Über die Startseite der Google Suche könnt ihr nun mit einem einfachen Klick die Reise von Max, dem wilden Kerl starten, der in der illustren von Maurice Sendak illustrierten Welt eine Parade der Biester aufruft, die Köche aus “In der Nachtküche” besucht und die Schweinchen von “Higglety Pigglety Pop!” zum Tanzen animiert. Die Hommage an den Kinderbuchautoren ist nicht interaktiv, fasst aber sein Lebenswerk bunt und munter zusammen.

Maurice Sendak und die wilden Kerle

Mit zarten sechs Jahren schrieb Sendak, der als jüngstes von drei Kindern 1928 in Brooklyn das Licht der Welt erblickte, bereits sein erstes Kinderbuch. “Kenny’s Window” war das Werk eines kränkelnden Kindes, das von Abenteuerbüchern aus der Bibliothek zerrte. Zusammen mit seinem älteren Bruder Jack zeichnete er schließlich die eigene Geschichte und entschied mit 12 Jahren Zeichner zu werden. Neben seiner Arbeit als Kinderbuchzeichner, Illustrator und Autor arbeitete Sendak außerdem als Bühnenbildner für Opernproduktionen.

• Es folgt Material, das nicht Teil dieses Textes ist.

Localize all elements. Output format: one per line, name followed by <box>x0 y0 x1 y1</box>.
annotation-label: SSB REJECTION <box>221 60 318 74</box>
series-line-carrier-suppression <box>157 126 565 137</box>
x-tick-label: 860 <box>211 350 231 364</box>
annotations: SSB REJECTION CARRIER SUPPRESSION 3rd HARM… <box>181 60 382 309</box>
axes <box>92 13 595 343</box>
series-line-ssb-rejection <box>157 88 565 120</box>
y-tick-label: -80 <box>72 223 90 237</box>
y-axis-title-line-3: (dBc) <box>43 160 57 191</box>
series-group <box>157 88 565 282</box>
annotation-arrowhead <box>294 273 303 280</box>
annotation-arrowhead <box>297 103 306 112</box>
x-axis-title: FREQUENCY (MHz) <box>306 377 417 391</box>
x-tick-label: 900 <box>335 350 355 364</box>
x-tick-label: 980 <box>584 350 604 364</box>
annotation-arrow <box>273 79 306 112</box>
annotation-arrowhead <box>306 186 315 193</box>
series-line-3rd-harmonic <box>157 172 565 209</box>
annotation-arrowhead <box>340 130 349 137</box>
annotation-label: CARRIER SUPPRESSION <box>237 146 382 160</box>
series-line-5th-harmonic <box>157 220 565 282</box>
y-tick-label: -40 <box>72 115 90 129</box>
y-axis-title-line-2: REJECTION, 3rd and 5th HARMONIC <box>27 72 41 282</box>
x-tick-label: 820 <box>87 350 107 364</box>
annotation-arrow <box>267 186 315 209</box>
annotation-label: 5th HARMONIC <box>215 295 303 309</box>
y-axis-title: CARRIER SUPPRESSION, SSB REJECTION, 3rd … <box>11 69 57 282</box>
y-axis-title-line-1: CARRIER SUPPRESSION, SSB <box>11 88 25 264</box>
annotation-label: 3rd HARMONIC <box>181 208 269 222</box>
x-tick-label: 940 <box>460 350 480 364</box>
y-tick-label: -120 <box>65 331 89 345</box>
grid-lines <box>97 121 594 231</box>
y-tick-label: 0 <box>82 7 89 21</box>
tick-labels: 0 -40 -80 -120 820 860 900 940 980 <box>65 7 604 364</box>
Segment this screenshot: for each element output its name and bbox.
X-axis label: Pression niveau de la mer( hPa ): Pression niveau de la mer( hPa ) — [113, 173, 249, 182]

Aufgrund des abgebildeten Realismuses von Gewaltdarstellungen in seinen Werken fiel Maurice Sendak schnell ins Fadenkreuz von Kritikern. Zur Selbstanalyse und Bewältigung der Gewaltphantasien zeichnete Sendak schließlich “Wo die wilden Kerle wohnen” und schaffte damit 1963 den Durchbruch.

Weitere spannende Google Doodles findet ihr außerdem in den Archiven der Suchmaschine. Hier könnt ihr sowohl den Jahrestag von Star Trek, die Doodles der vergangenen Olympischen Spiele oder den interaktiven Reiseführer durch die Galaxis von Douglas Adams ansehen.